Open Source VHDL Design Explorer (OSVDE)#
OSVDE is GUI for hardware designers to understand and use projects/repositories. It allows exploring the HDL sources, entities/hierarchies, testbenches, tasks, etc. It is mostly meant for VHDL designers (but not only) and particularly for users of VHDL >= 2008.
Important
OSVDE is a proof of concept for prototyping the integration of multiple pieces in the OSVB. It is not actively developed per se, but used as an umbrella for pyVHDLModel, pyGHDL, pyCAPI, etc. A practical usage of the features prototyped in OSVDE is found in Hardware Studio (see umarcor.github.io/hwstudio/doc: Structure).
OSVDE is a GUI tool written in Python only, using tkinter — Python interface to Tcl/Tk, the standard Python interface to the Tk GUI toolkit (see Graphic User Interface FAQ). The motivation for using both Python and tkinter is reducing the dependencies to the bare minimum available on several plataforms. As said, the purpose of OSVDE is not to provide the best performance for (very) large designs, but it’s for prototyping the integration of other pieces such as pyCAPI, pydoit and OSVR.
Installation#
Install a recent version of GHDL and a matching pyGHDL. As explained in Python Interfaces, the following pip command can be used:
pip3 install git+https://github.com/ghdl/ghdl.git@$(ghdl version hash)
Alternatively, get a tarball/zipfile of the GHDL repository, extract it, and set PYTHONPATH
accordingly.
Then, retrieve this repository (OSVB) and install the dependencies of pyOSVDE:
pip3 install -r mods/pyOSVDE/requirements.txt
Usage#
Start OSVDE by executing PYTHONPATH=$(pwd)/mods ./mods/pyOSVDE/main.py
.
By default, the ‘Open Directory…’ is triggered, asking the user to select a directory containing VHDL sources.
Upon selection, the whole directory is scanned recursively, searching for either *.vhd*
or .osvdeignore
files,
and all the VHDL sources are added to pyVHDLModel Design as a Document
of a Library.
Then, the Design model is used for generating the content of the GUI.
Hint
Ignore files use the same syntax as regular .gitignore
files, and prevent OSVDE from processing some content.

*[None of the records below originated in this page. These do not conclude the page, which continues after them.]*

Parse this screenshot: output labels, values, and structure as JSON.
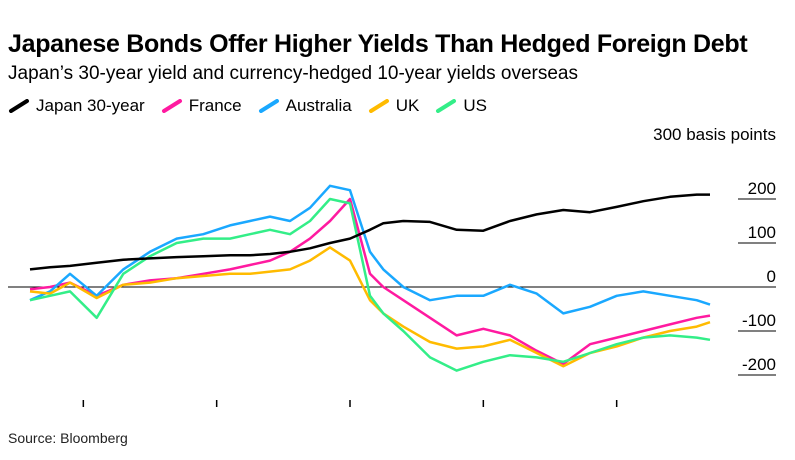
{
  "title": "Japanese Bonds Offer Higher Yields Than Hedged Foreign Debt",
  "subtitle": "Japan’s 30-year yield and currency-hedged 10-year yields overseas",
  "source": "Source: Bloomberg",
  "chart_data": {
    "type": "line",
    "title": "Japanese Bonds Offer Higher Yields Than Hedged Foreign Debt",
    "subtitle": "Japan’s 30-year yield and currency-hedged 10-year yields overseas",
    "ylabel": "300 basis points",
    "ylim": [
      -250,
      300
    ],
    "yticks": [
      -200,
      -100,
      0,
      100,
      200
    ],
    "ytick_labels": [
      "-200",
      "-100",
      "0",
      "100",
      "200"
    ],
    "y_axis_position": "right",
    "zero_line": true,
    "grid": false,
    "legend_position": "top-left",
    "x": [
      0,
      0.3,
      0.6,
      1.0,
      1.4,
      1.8,
      2.2,
      2.6,
      3.0,
      3.3,
      3.6,
      3.9,
      4.2,
      4.5,
      4.8,
      5.1,
      5.3,
      5.6,
      6.0,
      6.4,
      6.8,
      7.2,
      7.6,
      8.0,
      8.4,
      8.8,
      9.2,
      9.6,
      10.0,
      10.2
    ],
    "x_ticks": [
      0.8,
      2.8,
      4.8,
      6.8,
      8.8
    ],
    "series": [
      {
        "name": "Japan 30-year",
        "color": "#000000",
        "values": [
          40,
          45,
          48,
          55,
          62,
          65,
          68,
          70,
          72,
          72,
          75,
          80,
          88,
          100,
          110,
          130,
          145,
          150,
          148,
          130,
          128,
          150,
          165,
          175,
          170,
          182,
          195,
          205,
          210,
          210
        ]
      },
      {
        "name": "France",
        "color": "#ff1aa0",
        "values": [
          -5,
          0,
          10,
          -20,
          5,
          15,
          20,
          30,
          40,
          50,
          60,
          80,
          110,
          150,
          200,
          30,
          0,
          -30,
          -70,
          -110,
          -95,
          -110,
          -145,
          -175,
          -130,
          -115,
          -100,
          -85,
          -70,
          -65
        ]
      },
      {
        "name": "Australia",
        "color": "#1aa8ff",
        "values": [
          -30,
          -10,
          30,
          -20,
          40,
          80,
          110,
          120,
          140,
          150,
          160,
          150,
          180,
          230,
          220,
          80,
          40,
          0,
          -30,
          -20,
          -20,
          5,
          -15,
          -60,
          -45,
          -20,
          -10,
          -20,
          -30,
          -40
        ]
      },
      {
        "name": "UK",
        "color": "#ffbb00",
        "values": [
          -10,
          -15,
          10,
          -25,
          5,
          10,
          20,
          25,
          30,
          30,
          35,
          40,
          60,
          90,
          60,
          -30,
          -60,
          -90,
          -125,
          -140,
          -135,
          -120,
          -150,
          -180,
          -150,
          -135,
          -115,
          -100,
          -90,
          -80
        ]
      },
      {
        "name": "US",
        "color": "#33ee88",
        "values": [
          -30,
          -20,
          -10,
          -70,
          30,
          70,
          100,
          110,
          110,
          120,
          130,
          120,
          150,
          200,
          190,
          -20,
          -60,
          -100,
          -160,
          -190,
          -170,
          -155,
          -160,
          -170,
          -150,
          -130,
          -115,
          -110,
          -115,
          -120
        ]
      }
    ]
  }
}
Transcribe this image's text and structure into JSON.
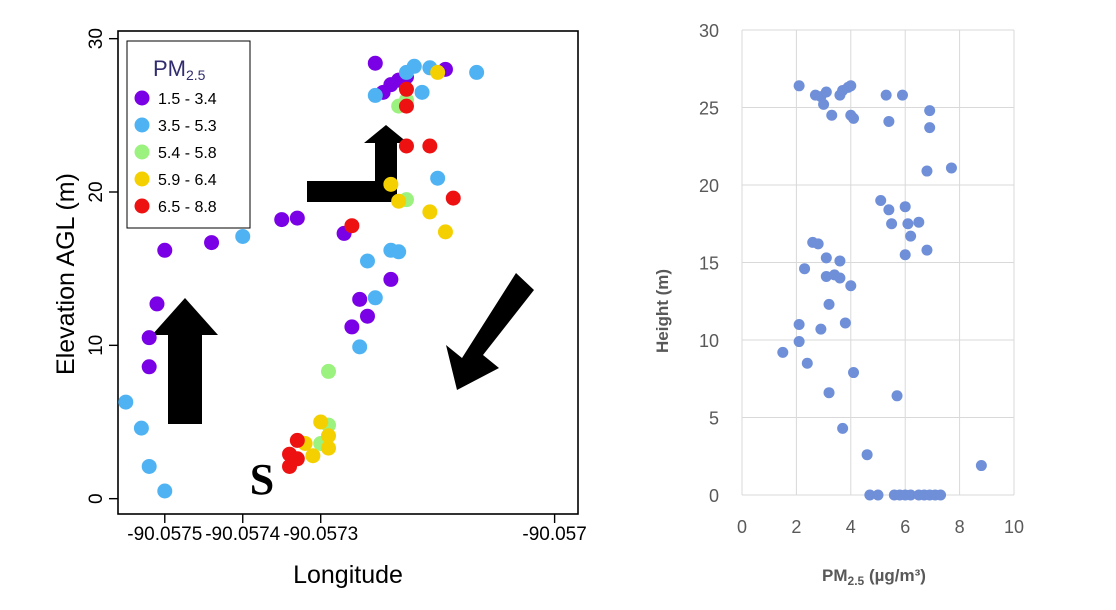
{
  "chart_data": [
    {
      "type": "scatter",
      "title": "",
      "xlabel": "Longitude",
      "ylabel": "Elevation AGL (m)",
      "xlim": [
        -90.05756,
        -90.05697
      ],
      "ylim": [
        -1,
        30.5
      ],
      "x_ticks": [
        -90.0575,
        -90.0574,
        -90.0573,
        -90.057
      ],
      "x_tick_labels": [
        "-90.0575",
        "-90.0574",
        "-90.0573",
        "-90.057"
      ],
      "y_ticks": [
        0,
        10,
        20,
        30
      ],
      "y_tick_labels": [
        "0",
        "10",
        "20",
        "30"
      ],
      "grid": false,
      "legend": {
        "title_main": "PM",
        "title_sub": "2.5",
        "placement": "top-left",
        "entries": [
          {
            "label": "1.5 - 3.4",
            "color": "#7a00e6"
          },
          {
            "label": "3.5 - 5.3",
            "color": "#4fb3f3"
          },
          {
            "label": "5.4 - 5.8",
            "color": "#9cf27f"
          },
          {
            "label": "5.9 - 6.4",
            "color": "#f5d000"
          },
          {
            "label": "6.5 - 8.8",
            "color": "#ee1111"
          }
        ]
      },
      "annotations": [
        {
          "text": "S",
          "kind": "start-marker"
        },
        {
          "kind": "arrow-up"
        },
        {
          "kind": "arrow-right-turn"
        },
        {
          "kind": "arrow-down-left"
        }
      ],
      "series": [
        {
          "name": "1.5 - 3.4",
          "color": "#7a00e6",
          "points": [
            [
              -90.05752,
              8.6
            ],
            [
              -90.05752,
              10.5
            ],
            [
              -90.05751,
              12.7
            ],
            [
              -90.0575,
              16.2
            ],
            [
              -90.05744,
              16.7
            ],
            [
              -90.05735,
              18.2
            ],
            [
              -90.05733,
              18.3
            ],
            [
              -90.05727,
              17.3
            ],
            [
              -90.05726,
              11.2
            ],
            [
              -90.05725,
              13.0
            ],
            [
              -90.05724,
              11.9
            ],
            [
              -90.05723,
              28.4
            ],
            [
              -90.05722,
              26.5
            ],
            [
              -90.05721,
              27.0
            ],
            [
              -90.05721,
              14.3
            ],
            [
              -90.0572,
              27.3
            ],
            [
              -90.05719,
              27.5
            ],
            [
              -90.05714,
              28.0
            ]
          ]
        },
        {
          "name": "3.5 - 5.3",
          "color": "#4fb3f3",
          "points": [
            [
              -90.05755,
              6.3
            ],
            [
              -90.05753,
              4.6
            ],
            [
              -90.05752,
              2.1
            ],
            [
              -90.0575,
              0.5
            ],
            [
              -90.0574,
              17.1
            ],
            [
              -90.05725,
              9.9
            ],
            [
              -90.05724,
              15.5
            ],
            [
              -90.05723,
              13.1
            ],
            [
              -90.05723,
              26.3
            ],
            [
              -90.05721,
              16.2
            ],
            [
              -90.0572,
              16.1
            ],
            [
              -90.05719,
              27.8
            ],
            [
              -90.05718,
              28.2
            ],
            [
              -90.05717,
              26.5
            ],
            [
              -90.05715,
              20.9
            ],
            [
              -90.0571,
              27.8
            ],
            [
              -90.05716,
              28.1
            ]
          ]
        },
        {
          "name": "5.4 - 5.8",
          "color": "#9cf27f",
          "points": [
            [
              -90.05729,
              8.3
            ],
            [
              -90.0573,
              3.6
            ],
            [
              -90.05729,
              4.8
            ],
            [
              -90.05719,
              19.5
            ],
            [
              -90.05719,
              26.0
            ],
            [
              -90.0572,
              25.6
            ]
          ]
        },
        {
          "name": "5.9 - 6.4",
          "color": "#f5d000",
          "points": [
            [
              -90.0573,
              5.0
            ],
            [
              -90.05729,
              4.1
            ],
            [
              -90.05729,
              3.3
            ],
            [
              -90.05731,
              2.8
            ],
            [
              -90.05732,
              3.6
            ],
            [
              -90.05721,
              20.5
            ],
            [
              -90.0572,
              19.4
            ],
            [
              -90.05716,
              18.7
            ],
            [
              -90.05714,
              17.4
            ],
            [
              -90.05715,
              27.8
            ]
          ]
        },
        {
          "name": "6.5 - 8.8",
          "color": "#ee1111",
          "points": [
            [
              -90.05734,
              2.1
            ],
            [
              -90.05734,
              2.9
            ],
            [
              -90.05733,
              2.6
            ],
            [
              -90.05733,
              3.8
            ],
            [
              -90.05726,
              17.8
            ],
            [
              -90.05719,
              26.7
            ],
            [
              -90.05719,
              25.6
            ],
            [
              -90.05719,
              23.0
            ],
            [
              -90.05716,
              23.0
            ],
            [
              -90.05713,
              19.6
            ]
          ]
        }
      ]
    },
    {
      "type": "scatter",
      "title": "",
      "xlabel_main": "PM",
      "xlabel_sub": "2.5",
      "xlabel_units": " (µg/m³)",
      "ylabel": "Height (m)",
      "xlim": [
        0,
        10
      ],
      "ylim": [
        0,
        30
      ],
      "x_ticks": [
        0,
        2,
        4,
        6,
        8,
        10
      ],
      "y_ticks": [
        0,
        5,
        10,
        15,
        20,
        25,
        30
      ],
      "grid": true,
      "marker_color": "#6f8fd8",
      "points": [
        [
          2.1,
          26.4
        ],
        [
          2.7,
          25.8
        ],
        [
          2.9,
          25.7
        ],
        [
          3.0,
          25.2
        ],
        [
          3.1,
          26.0
        ],
        [
          3.3,
          24.5
        ],
        [
          3.6,
          25.8
        ],
        [
          3.7,
          26.1
        ],
        [
          3.9,
          26.3
        ],
        [
          4.0,
          26.4
        ],
        [
          4.0,
          24.5
        ],
        [
          4.1,
          24.3
        ],
        [
          5.3,
          25.8
        ],
        [
          5.4,
          24.1
        ],
        [
          5.9,
          25.8
        ],
        [
          6.9,
          24.8
        ],
        [
          6.9,
          23.7
        ],
        [
          6.8,
          20.9
        ],
        [
          7.7,
          21.1
        ],
        [
          5.1,
          19.0
        ],
        [
          5.4,
          18.4
        ],
        [
          6.0,
          18.6
        ],
        [
          5.5,
          17.5
        ],
        [
          6.1,
          17.5
        ],
        [
          6.5,
          17.6
        ],
        [
          6.2,
          16.7
        ],
        [
          6.8,
          15.8
        ],
        [
          6.0,
          15.5
        ],
        [
          2.6,
          16.3
        ],
        [
          2.8,
          16.2
        ],
        [
          3.1,
          15.3
        ],
        [
          3.6,
          15.1
        ],
        [
          2.3,
          14.6
        ],
        [
          3.1,
          14.1
        ],
        [
          3.4,
          14.2
        ],
        [
          3.6,
          14.0
        ],
        [
          4.0,
          13.5
        ],
        [
          3.2,
          12.3
        ],
        [
          3.8,
          11.1
        ],
        [
          2.1,
          11.0
        ],
        [
          2.9,
          10.7
        ],
        [
          2.1,
          9.9
        ],
        [
          1.5,
          9.2
        ],
        [
          2.4,
          8.5
        ],
        [
          4.1,
          7.9
        ],
        [
          3.2,
          6.6
        ],
        [
          5.7,
          6.4
        ],
        [
          3.7,
          4.3
        ],
        [
          4.6,
          2.6
        ],
        [
          8.8,
          1.9
        ],
        [
          4.7,
          0
        ],
        [
          5.0,
          0
        ],
        [
          5.6,
          0
        ],
        [
          5.8,
          0
        ],
        [
          6.0,
          0
        ],
        [
          6.2,
          0
        ],
        [
          6.5,
          0
        ],
        [
          6.7,
          0
        ],
        [
          6.9,
          0
        ],
        [
          7.1,
          0
        ],
        [
          7.3,
          0
        ]
      ]
    }
  ]
}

In fact, pypi:gitignore-parser is used for parsing .osvdeignore
files.
Attention
Currently, pyGHDL may crash (produce a segmentation fault) if “too many” files are analysed at the same time.
That is actually a bug, because GHDL itself can handle the same sources for simulation and/or synthesis.

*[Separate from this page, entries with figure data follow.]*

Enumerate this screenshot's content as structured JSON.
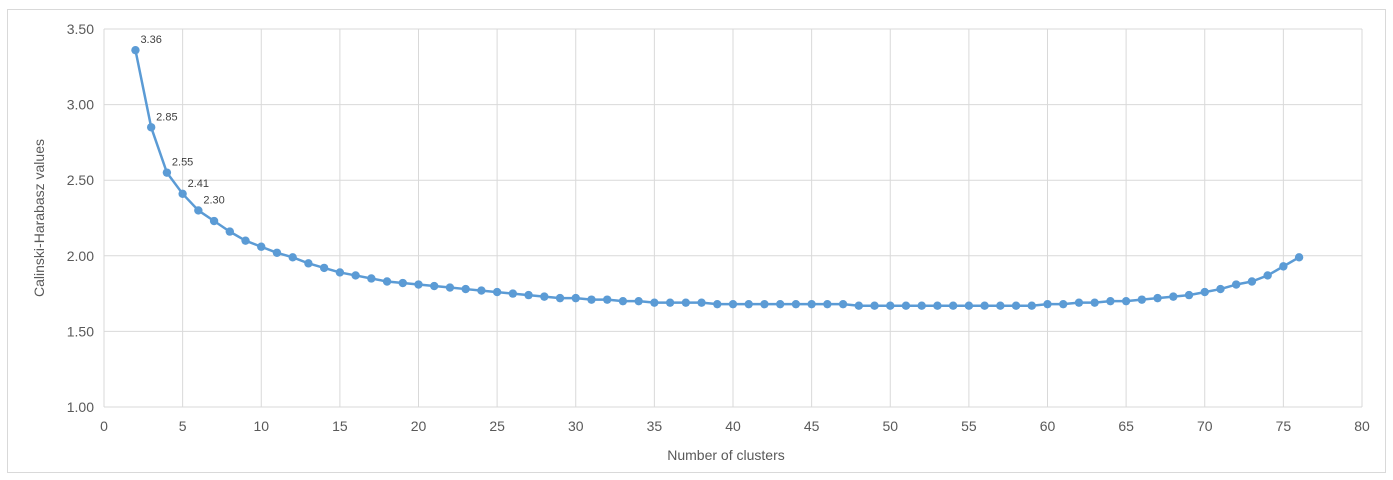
{
  "chart_data": {
    "type": "line",
    "title": "",
    "xlabel": "Number of clusters",
    "ylabel": "Calinski-Harabasz values",
    "xlim": [
      0,
      80
    ],
    "ylim": [
      1.0,
      3.5
    ],
    "x_ticks": [
      0,
      5,
      10,
      15,
      20,
      25,
      30,
      35,
      40,
      45,
      50,
      55,
      60,
      65,
      70,
      75,
      80
    ],
    "y_ticks": [
      "1.00",
      "1.50",
      "2.00",
      "2.50",
      "3.00",
      "3.50"
    ],
    "grid": true,
    "legend": "none",
    "series_color": "#5b9bd5",
    "series": [
      {
        "x": [
          2,
          3,
          4,
          5,
          6,
          7,
          8,
          9,
          10,
          11,
          12,
          13,
          14,
          15,
          16,
          17,
          18,
          19,
          20,
          21,
          22,
          23,
          24,
          25,
          26,
          27,
          28,
          29,
          30,
          31,
          32,
          33,
          34,
          35,
          36,
          37,
          38,
          39,
          40,
          41,
          42,
          43,
          44,
          45,
          46,
          47,
          48,
          49,
          50,
          51,
          52,
          53,
          54,
          55,
          56,
          57,
          58,
          59,
          60,
          61,
          62,
          63,
          64,
          65,
          66,
          67,
          68,
          69,
          70,
          71,
          72,
          73,
          74,
          75,
          76
        ],
        "values": [
          3.36,
          2.85,
          2.55,
          2.41,
          2.3,
          2.23,
          2.16,
          2.1,
          2.06,
          2.02,
          1.99,
          1.95,
          1.92,
          1.89,
          1.87,
          1.85,
          1.83,
          1.82,
          1.81,
          1.8,
          1.79,
          1.78,
          1.77,
          1.76,
          1.75,
          1.74,
          1.73,
          1.72,
          1.72,
          1.71,
          1.71,
          1.7,
          1.7,
          1.69,
          1.69,
          1.69,
          1.69,
          1.68,
          1.68,
          1.68,
          1.68,
          1.68,
          1.68,
          1.68,
          1.68,
          1.68,
          1.67,
          1.67,
          1.67,
          1.67,
          1.67,
          1.67,
          1.67,
          1.67,
          1.67,
          1.67,
          1.67,
          1.67,
          1.68,
          1.68,
          1.69,
          1.69,
          1.7,
          1.7,
          1.71,
          1.72,
          1.73,
          1.74,
          1.76,
          1.78,
          1.81,
          1.83,
          1.87,
          1.93,
          1.99
        ]
      }
    ],
    "data_labels": [
      {
        "x": 2,
        "text": "3.36"
      },
      {
        "x": 3,
        "text": "2.85"
      },
      {
        "x": 4,
        "text": "2.55"
      },
      {
        "x": 5,
        "text": "2.41"
      },
      {
        "x": 6,
        "text": "2.30"
      }
    ]
  }
}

While the bug is being fixed, it is recommended to use .osvdeignore
files for testing OSVDE with a limited number
of sources.
As shown in Fig. 3, at the top part of OSVDE the hierarchy of the source files is shown. For each VHDL source, a column shows the units (entities and/or architectures) defined in it. As a complement, at the bottom part the logical hierarchy of the units is shown, grouped by library. For each entity, the generics and ports are shown, including the name, type and (for ports only) mode. Architectures are shown too, and within them concurrent statements such as instantiations and generates.
Important
For now, *.vhd*
files are scanned only, and all of them are analysed into library lib
.
That is because the definition of the Filesets and the Project is out of the scope of OSVDE.
As discussed above, pyCAPI and the project API are to be reused in OSVDE for that purpose.
Future work#
Some enhancements and features we would like to integrate into OSVDE are the following:
Dependency tree and logic hierarchy elaboration through GHDL.
Task running/triggering:
Discovery of VUnit run scripts (see VSCode TerosHDL, VSCode VUnit Test Explorer, Sigasi Studio XPRT).
Discovery of pydoit task definition files (see Tool).
Allow running tasks and showing the results in a window.
‘Edit source in editor’ or ‘Open project in editor’, where IDE is VSCode, (neo)vim, emacs, notepad++…
Pretty printing, formatting…
Customisable style (see gh:jeremiah-c-leary/vhdl-style-guide, gh:VHDLTool).
pyVHDLModel/pyGHDL enhancements:
Preserve comments.
Preserve identifier casing.
OSVDE reference#
- class pyOSVDE.main.OSVDE[source]#
-
- loadDesignTree(parent='')[source]#
Populate the DesignTreeView with the data from the pyVHDLModel Design.
- loadFileTree(parent='')[source]#
Populate the FileTreeView with the data from the pyVHDLModel Design.